Record tracking sessions: 
import csv
import time

with open('tracking_log.csv', 'w', newline='') as f:
    writer = csv.writer(f)
    writer.writerow(['timestamp', 'yaw', 'pitch', 'roll', 'x', 'y', 'z'])
    
    while True:
        data, _ = sock.recvfrom(1024)
        if len(data) == 48:
            values = struct.unpack('dddddd', data)
            writer.writerow([time.time()] + list(values))

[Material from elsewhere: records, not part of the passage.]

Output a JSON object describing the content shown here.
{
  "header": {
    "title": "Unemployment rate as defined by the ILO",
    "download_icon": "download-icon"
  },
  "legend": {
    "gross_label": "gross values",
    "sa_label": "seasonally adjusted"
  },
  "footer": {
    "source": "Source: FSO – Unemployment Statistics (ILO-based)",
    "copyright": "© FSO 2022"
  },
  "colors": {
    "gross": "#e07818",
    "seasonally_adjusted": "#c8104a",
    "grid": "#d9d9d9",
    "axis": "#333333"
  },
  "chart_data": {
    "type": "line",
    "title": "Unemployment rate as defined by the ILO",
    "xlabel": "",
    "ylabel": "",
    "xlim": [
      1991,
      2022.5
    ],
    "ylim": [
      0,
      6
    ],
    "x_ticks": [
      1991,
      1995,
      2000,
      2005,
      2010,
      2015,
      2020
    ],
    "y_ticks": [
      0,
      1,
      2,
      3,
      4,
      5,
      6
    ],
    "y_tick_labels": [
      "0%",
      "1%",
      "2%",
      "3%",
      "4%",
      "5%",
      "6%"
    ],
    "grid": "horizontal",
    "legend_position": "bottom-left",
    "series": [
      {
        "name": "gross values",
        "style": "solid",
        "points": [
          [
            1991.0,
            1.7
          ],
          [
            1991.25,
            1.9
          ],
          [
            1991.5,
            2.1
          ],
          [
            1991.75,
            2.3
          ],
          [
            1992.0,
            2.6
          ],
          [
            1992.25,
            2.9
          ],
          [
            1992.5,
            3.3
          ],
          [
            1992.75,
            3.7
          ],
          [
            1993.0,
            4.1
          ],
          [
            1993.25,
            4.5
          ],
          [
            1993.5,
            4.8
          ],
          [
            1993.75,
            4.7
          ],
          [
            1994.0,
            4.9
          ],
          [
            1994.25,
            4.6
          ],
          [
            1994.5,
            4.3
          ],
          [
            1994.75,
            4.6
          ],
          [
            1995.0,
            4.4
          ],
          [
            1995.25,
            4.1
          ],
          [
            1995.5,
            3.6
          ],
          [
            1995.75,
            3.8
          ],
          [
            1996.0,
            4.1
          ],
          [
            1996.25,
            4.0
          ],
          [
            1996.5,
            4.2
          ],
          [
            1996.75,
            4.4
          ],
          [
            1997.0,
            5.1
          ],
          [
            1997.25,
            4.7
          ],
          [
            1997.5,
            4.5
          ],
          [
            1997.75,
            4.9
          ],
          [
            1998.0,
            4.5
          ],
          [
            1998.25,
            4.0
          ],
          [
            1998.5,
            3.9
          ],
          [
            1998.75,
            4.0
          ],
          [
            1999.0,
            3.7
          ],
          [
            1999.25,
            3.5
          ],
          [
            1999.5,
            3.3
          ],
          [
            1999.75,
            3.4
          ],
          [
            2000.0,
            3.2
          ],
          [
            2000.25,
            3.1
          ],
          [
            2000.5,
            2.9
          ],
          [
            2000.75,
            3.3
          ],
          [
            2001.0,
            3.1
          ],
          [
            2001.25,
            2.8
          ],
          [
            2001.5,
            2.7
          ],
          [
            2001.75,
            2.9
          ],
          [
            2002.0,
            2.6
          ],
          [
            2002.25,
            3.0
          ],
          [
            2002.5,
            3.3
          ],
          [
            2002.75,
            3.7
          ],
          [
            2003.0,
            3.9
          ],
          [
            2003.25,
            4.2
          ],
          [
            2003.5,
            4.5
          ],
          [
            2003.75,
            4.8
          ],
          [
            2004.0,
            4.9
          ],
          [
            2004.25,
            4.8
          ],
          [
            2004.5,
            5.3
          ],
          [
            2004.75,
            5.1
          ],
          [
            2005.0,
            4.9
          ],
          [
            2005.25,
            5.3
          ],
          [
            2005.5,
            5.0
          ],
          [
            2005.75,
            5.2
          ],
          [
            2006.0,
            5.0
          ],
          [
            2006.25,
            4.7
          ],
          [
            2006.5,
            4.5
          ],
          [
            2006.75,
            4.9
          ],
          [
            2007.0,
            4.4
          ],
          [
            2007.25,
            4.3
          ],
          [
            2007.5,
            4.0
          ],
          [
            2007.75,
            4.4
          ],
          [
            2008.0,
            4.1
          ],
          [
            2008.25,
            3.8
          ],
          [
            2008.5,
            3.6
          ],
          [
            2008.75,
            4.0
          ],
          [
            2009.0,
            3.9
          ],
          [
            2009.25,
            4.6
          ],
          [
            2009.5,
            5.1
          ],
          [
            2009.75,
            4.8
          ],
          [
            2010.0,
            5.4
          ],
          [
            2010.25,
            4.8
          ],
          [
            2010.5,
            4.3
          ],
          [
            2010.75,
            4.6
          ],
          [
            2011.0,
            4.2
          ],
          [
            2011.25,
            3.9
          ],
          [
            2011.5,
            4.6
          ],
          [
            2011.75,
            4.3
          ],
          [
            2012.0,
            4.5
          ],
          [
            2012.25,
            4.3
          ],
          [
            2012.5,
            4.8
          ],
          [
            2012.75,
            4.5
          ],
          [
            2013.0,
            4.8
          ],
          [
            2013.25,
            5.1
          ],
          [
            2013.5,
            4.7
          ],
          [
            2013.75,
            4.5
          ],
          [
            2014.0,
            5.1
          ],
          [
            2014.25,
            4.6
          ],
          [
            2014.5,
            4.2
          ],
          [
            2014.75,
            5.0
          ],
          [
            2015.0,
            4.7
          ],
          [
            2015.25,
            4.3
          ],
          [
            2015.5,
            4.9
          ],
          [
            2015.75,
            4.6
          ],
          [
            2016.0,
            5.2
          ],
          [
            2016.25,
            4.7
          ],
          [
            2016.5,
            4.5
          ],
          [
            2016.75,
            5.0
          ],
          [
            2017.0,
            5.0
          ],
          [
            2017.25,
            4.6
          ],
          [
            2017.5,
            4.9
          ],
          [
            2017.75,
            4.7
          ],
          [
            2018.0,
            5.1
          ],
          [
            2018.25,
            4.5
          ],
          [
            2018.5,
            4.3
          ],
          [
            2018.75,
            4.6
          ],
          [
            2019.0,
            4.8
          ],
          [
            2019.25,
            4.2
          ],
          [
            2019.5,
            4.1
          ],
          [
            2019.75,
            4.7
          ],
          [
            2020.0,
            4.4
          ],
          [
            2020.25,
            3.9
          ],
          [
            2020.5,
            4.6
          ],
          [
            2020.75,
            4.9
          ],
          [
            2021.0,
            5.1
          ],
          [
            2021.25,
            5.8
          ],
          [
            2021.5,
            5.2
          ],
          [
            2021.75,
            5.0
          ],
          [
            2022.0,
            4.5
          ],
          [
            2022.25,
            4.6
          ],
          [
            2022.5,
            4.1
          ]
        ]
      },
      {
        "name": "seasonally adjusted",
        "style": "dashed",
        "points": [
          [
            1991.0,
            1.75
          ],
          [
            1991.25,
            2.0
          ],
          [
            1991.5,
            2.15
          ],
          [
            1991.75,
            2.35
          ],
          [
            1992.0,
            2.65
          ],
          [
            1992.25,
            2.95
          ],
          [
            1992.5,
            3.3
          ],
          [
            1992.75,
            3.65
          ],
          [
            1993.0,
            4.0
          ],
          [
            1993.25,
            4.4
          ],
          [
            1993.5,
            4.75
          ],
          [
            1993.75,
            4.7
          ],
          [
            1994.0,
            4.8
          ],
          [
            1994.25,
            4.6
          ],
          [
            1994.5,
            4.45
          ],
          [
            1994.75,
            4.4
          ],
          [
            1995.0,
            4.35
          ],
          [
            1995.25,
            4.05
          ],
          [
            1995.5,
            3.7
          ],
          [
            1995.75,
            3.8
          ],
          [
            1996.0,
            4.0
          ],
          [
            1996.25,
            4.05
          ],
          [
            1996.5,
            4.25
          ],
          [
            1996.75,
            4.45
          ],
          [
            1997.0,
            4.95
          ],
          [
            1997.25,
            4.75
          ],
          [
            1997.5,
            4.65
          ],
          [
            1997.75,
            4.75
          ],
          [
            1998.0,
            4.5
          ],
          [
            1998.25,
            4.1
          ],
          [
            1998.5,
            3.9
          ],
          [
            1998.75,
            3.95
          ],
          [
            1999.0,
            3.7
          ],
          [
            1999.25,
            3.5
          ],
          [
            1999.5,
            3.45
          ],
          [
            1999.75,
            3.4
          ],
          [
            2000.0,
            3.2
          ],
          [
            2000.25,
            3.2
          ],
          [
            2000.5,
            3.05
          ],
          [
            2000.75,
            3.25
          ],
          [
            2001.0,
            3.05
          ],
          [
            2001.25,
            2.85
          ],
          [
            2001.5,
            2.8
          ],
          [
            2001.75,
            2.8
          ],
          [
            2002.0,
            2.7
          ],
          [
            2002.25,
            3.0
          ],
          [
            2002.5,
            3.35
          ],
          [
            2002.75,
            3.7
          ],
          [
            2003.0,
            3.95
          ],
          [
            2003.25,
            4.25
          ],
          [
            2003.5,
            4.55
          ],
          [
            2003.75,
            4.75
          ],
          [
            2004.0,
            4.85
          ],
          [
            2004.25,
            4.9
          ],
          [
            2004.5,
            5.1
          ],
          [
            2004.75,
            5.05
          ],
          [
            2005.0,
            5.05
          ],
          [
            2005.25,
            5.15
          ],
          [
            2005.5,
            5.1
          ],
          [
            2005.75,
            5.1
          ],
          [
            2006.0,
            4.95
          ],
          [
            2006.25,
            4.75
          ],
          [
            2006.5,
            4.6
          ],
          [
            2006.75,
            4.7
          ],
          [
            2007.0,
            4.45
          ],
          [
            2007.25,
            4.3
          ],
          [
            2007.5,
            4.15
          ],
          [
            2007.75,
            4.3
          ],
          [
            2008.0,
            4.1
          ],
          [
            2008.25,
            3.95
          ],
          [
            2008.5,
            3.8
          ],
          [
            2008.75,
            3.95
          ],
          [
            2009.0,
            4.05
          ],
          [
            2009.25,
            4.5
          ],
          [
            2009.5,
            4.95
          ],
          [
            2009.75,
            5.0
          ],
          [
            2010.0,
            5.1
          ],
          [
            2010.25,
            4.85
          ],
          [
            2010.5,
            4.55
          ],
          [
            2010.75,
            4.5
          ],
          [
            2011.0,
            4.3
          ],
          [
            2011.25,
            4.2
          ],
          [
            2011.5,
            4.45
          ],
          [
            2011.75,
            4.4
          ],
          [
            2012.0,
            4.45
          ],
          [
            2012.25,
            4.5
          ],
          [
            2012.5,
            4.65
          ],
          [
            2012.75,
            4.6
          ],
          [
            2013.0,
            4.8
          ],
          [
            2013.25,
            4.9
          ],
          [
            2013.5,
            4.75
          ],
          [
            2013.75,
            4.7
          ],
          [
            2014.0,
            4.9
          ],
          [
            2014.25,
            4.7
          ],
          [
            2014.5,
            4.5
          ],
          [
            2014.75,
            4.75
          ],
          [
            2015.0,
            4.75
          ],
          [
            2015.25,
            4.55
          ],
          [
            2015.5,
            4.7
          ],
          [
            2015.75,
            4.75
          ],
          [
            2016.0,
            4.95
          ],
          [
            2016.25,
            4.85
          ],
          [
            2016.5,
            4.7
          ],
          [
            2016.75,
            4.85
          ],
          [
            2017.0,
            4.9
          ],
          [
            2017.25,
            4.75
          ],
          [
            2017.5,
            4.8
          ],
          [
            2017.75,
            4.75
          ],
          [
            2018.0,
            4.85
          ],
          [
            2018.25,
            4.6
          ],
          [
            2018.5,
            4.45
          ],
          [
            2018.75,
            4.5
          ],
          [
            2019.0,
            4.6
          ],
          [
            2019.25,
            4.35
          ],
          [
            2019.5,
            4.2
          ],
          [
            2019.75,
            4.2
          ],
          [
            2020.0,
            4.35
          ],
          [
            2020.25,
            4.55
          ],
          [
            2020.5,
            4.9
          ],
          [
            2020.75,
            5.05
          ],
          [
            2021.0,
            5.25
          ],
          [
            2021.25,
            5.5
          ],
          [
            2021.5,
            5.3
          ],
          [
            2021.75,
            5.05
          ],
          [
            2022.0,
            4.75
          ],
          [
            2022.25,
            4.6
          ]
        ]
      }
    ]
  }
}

Performance Characteristics

Bandwidth Usage

At typical 60 Hz update rate:
  • Packet size: 48 bytes
  • Packets per second: 60
  • Bandwidth: ~23 Kbps
  • With IP/UDP overhead: ~31 Kbps
Very low bandwidth - suitable for network transmission.

Latency

Local (127.0.0.1):
  • Latency: <1ms
  • Perfect for same-machine applications
LAN (wired):
  • Latency: 1-3ms
  • Excellent for networked setups
LAN (WiFi):
  • Latency: 5-20ms
  • May have jitter and packet loss
Internet:
  • Latency: Varies greatly
  • Not recommended for real-time use
The UDP protocol provides maximum flexibility for custom applications and development. For standard gaming use cases, prefer FreeTrack or SimConnect protocols for better game compatibility.